The catalytic subunit of PRC2 is the zeste homolog 2 (EZH2) enhancer, which is responsible for the trimethylation of H3K27. The EZH2-mediated methylation of H3K27 is accountable for the dysregulated gene expression of many genes involved in proliferation, differentiation, and self-renewal, implicating the role of this enzyme in cancer development [33]. Many cancers have also been identified to be associated with EZH2 overexpression and gain-of-function mutations [39,40]. Recent studies have identified the role of upregulated EZH2 in inhibiting the tumor suppressor PTEN gene in breast cancer cells [41].
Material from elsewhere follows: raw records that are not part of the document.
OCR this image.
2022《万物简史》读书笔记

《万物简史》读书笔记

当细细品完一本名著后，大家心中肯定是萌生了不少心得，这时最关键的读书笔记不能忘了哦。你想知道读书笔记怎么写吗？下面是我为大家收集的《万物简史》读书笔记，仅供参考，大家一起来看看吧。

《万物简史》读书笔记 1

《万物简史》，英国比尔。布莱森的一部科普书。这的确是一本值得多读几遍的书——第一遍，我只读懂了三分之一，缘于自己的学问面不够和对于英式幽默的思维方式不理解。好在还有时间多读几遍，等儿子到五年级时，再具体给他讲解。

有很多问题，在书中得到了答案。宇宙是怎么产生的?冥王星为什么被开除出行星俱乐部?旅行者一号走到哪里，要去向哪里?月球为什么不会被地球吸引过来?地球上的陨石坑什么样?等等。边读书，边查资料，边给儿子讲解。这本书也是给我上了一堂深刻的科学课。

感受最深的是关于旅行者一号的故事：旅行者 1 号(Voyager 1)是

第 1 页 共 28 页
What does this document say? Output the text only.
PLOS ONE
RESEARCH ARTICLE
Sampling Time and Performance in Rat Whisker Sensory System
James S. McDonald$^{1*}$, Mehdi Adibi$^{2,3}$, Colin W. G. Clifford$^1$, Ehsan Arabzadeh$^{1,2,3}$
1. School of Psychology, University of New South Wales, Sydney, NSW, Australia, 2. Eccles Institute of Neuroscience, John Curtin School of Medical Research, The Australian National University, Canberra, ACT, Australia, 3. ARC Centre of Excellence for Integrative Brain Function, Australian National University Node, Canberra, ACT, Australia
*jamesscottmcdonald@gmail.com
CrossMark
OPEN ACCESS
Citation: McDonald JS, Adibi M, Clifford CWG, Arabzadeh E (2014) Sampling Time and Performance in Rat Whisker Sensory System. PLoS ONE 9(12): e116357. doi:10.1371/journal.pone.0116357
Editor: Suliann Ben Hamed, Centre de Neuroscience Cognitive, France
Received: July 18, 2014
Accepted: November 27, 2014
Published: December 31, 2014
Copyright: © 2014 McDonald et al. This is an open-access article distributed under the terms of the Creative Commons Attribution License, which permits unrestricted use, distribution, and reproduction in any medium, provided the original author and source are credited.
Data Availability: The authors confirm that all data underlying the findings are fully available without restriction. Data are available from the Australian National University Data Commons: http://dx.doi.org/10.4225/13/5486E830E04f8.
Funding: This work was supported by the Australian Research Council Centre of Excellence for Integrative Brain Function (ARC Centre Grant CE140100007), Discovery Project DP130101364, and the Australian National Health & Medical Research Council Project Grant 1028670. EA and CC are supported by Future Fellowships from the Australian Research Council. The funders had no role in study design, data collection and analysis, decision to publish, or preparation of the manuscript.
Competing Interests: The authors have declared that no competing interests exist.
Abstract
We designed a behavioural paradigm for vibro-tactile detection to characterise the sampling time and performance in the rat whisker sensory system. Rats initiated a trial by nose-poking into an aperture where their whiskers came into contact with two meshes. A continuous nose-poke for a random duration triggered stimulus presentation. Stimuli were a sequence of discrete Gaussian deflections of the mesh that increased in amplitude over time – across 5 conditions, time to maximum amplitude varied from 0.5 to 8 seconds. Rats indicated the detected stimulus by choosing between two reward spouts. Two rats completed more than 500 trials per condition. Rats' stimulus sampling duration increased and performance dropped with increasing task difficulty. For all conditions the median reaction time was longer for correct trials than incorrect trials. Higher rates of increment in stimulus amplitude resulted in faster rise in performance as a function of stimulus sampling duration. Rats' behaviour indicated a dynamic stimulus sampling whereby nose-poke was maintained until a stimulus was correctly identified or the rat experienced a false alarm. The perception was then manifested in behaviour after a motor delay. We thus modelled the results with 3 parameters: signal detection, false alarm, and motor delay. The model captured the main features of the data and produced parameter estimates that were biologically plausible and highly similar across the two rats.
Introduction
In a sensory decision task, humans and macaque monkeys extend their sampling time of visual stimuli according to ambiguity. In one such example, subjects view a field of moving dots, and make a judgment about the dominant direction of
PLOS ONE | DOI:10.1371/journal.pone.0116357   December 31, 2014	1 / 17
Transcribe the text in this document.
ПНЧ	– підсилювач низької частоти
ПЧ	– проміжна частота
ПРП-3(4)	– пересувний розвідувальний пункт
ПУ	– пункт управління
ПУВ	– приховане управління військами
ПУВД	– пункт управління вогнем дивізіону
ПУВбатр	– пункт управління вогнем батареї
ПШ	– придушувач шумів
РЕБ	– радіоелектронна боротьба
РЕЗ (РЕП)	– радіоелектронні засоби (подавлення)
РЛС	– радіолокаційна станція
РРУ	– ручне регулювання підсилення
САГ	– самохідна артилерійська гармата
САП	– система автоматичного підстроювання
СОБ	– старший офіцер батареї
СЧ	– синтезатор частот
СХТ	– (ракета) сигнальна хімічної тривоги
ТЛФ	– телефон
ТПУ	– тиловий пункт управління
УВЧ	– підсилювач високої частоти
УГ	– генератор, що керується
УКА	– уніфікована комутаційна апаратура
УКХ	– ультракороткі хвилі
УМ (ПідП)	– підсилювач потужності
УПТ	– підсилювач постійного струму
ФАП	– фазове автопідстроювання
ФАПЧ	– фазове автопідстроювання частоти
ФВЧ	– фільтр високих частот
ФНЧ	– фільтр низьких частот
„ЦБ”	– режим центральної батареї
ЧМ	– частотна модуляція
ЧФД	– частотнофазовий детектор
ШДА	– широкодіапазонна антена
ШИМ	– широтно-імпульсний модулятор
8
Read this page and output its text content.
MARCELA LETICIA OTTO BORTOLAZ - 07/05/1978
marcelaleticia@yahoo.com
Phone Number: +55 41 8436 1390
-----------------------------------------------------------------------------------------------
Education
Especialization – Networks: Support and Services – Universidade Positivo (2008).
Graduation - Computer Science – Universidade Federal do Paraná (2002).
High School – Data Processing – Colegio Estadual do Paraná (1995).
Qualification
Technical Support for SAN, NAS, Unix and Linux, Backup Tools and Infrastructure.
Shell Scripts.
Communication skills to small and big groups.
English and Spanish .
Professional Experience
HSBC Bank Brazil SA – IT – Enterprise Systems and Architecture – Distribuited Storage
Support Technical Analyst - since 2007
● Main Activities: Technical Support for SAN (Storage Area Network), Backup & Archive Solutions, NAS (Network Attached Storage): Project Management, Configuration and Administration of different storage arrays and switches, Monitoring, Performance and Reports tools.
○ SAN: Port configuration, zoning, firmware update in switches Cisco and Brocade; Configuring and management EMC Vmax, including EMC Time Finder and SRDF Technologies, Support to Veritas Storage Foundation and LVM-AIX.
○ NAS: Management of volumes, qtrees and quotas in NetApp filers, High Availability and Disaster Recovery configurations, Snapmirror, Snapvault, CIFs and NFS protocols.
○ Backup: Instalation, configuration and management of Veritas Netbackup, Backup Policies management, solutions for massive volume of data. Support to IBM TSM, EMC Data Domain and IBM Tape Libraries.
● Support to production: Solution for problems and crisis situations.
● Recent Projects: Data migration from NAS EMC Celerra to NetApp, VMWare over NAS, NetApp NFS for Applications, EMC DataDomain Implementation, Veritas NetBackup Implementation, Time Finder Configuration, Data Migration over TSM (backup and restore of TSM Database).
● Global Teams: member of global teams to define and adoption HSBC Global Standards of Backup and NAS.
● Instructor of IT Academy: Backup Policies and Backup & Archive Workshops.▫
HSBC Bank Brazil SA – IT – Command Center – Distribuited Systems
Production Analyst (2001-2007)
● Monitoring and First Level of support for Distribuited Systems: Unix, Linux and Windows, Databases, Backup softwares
Also among the keywords analyzed in this study is s-adenosylmethionine (SAM). SAM is a universal donor for methyltransferases, and several recent studies have developed competitive inhibitors of SAM that can target cells with overexpressed EZH2. Specifically, these inhibitors bind to the SAM-binding sites of EZH2, effectively inhibiting EZH2 [10]. Most of the identified SAM-competitive inhibitors are in preclinical stages, except for tazemetostat, valemetostat, GSK126, CPI-1205, CPI-0209, PF-06821497, SHR2554, and HH2583, which are currently under clinical trials. Tazemetostat is the only FDA-approved SAM-competitive inhibitor specific to EZH2 and is presently used in the treatment of advanced follicular lymphoma and epithelioid sarcoma [42].

Histone deacetylase inhibitors (HDACi) and trichostatin A. Histone deacetylases (HDACs) are involved in the post-translational modification of histones, particularly in histone deacetylation and chromatin condensation in heterochromatin formation. This results in the silencing of genes, acting as a counterpart to acetylations mediated by histone acetyltransferases. The aberrant HDAC-mediated epigenetic regulation of tumor suppressor genes and oncogenes has been associated with different cancer hallmarks in breast cancer and other invasive cancers [43].

Trichostatin A is a known inhibitor of HDACs and has been associated with the induction of cell growth arrest, differentiation, and apoptosis in different cancer cells upon administration [44]. In breast cancer cells, trichostatin A inhibits growth upon degradation of cyclin D1 and inhibition of estrogen receptors in both ER+/- cell lines [45]. Trichostatin A also reverses epithelial-mesenchymal transition and induces apoptosis in breast cancer cells [46,47]. However, no clinical trial has been ongoing for the use of trichostatin A.

Given the current barriers to existing chemotherapy in clinical settings, the development of new therapeutic avenues is of urgent significance. The emergence of epigenetic therapy, with its potential role in breast cancer therapeutics, provides a promising addition to existing combinations of chemotherapy, immunotherapy, and targeted therapies for patients with aggressive or chemoresistant breast cancer.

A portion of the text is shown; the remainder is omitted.